Пушкин, как и все по-настоящему великое, не может быть объясним и понят лишь тем, что можно выразить словами, обосновать установленными фактами и подкрепить нужными цитатами. Его феномен — нечто несравненно большее. Сегодня он сердцевина каждого образованного, каждого мыслящего человека. Даже тогда, когда мы этого не замечаем, когда между происходящим и Пушкиным вроде бы нет никакой прямой, зримой связи, он тем не менее с нами. Если хотите, Пушкин стал нашим мировоззрением и нашей жизненной позицией.
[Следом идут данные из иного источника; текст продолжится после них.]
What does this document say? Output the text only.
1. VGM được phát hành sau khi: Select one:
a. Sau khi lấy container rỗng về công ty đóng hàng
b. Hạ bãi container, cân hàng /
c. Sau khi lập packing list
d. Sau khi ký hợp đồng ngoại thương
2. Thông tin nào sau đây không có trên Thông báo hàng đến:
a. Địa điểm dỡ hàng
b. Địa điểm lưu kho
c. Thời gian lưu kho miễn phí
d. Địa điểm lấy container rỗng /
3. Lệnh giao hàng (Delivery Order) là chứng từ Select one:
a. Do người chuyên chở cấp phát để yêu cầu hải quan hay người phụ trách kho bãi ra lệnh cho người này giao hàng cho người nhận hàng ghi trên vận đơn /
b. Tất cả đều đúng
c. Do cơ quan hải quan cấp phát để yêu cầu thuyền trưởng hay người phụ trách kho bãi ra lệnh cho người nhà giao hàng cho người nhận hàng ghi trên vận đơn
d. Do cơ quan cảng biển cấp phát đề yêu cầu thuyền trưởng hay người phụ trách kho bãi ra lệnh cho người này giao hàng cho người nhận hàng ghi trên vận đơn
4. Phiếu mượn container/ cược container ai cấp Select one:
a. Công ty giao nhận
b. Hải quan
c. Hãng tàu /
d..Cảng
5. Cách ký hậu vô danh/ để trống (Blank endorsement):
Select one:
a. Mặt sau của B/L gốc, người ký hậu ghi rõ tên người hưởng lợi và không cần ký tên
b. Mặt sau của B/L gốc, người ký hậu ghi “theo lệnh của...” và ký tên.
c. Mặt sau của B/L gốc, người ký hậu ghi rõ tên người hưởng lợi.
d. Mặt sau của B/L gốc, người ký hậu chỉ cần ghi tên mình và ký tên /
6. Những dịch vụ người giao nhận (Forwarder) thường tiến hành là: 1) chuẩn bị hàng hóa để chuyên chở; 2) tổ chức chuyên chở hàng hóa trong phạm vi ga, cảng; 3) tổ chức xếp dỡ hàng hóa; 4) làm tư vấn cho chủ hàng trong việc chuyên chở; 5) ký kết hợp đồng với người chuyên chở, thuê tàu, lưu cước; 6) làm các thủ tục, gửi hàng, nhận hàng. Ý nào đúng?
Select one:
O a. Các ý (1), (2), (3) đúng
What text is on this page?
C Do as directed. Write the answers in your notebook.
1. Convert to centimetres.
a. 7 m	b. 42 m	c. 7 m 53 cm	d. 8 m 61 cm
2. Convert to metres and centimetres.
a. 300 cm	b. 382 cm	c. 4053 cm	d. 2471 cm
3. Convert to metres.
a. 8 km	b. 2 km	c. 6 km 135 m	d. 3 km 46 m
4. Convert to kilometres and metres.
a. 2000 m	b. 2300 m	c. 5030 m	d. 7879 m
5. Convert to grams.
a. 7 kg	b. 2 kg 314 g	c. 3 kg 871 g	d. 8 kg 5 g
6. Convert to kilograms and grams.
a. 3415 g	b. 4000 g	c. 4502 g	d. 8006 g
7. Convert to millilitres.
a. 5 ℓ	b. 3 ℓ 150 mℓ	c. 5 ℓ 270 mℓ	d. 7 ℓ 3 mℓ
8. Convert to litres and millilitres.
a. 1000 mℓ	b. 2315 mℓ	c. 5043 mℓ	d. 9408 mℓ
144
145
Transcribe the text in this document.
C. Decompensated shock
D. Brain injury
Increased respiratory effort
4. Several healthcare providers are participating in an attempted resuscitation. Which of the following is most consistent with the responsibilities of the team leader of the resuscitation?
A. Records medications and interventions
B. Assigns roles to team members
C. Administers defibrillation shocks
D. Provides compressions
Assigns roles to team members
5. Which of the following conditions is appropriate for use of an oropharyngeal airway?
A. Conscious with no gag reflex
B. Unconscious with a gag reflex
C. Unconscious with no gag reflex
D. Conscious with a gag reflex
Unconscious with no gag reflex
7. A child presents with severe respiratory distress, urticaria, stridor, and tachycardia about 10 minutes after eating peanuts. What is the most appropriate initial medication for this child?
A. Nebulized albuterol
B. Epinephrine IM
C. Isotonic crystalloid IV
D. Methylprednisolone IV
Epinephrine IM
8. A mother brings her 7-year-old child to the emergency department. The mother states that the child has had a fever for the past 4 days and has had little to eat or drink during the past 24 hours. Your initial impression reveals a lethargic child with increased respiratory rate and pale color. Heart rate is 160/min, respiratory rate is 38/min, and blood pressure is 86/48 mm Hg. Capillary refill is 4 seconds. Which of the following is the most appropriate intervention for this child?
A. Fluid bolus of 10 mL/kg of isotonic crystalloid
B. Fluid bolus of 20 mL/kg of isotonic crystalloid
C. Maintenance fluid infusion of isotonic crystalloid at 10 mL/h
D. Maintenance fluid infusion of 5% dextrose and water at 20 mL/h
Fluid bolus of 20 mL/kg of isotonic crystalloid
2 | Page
Никому и никогда не следует браться за него лишь только потому, что «так нужно». Хотя бы в силу того, что сам Александр Сергеевич всякого рода безразличие и бесцеремонность презирал:
Поэт идет: открыты вежды,
Но он не видит никого;
А между тем за край одежды
Прохожий дергает его...
Так вот, никогда и никому не следует уподобляться тому прохожему...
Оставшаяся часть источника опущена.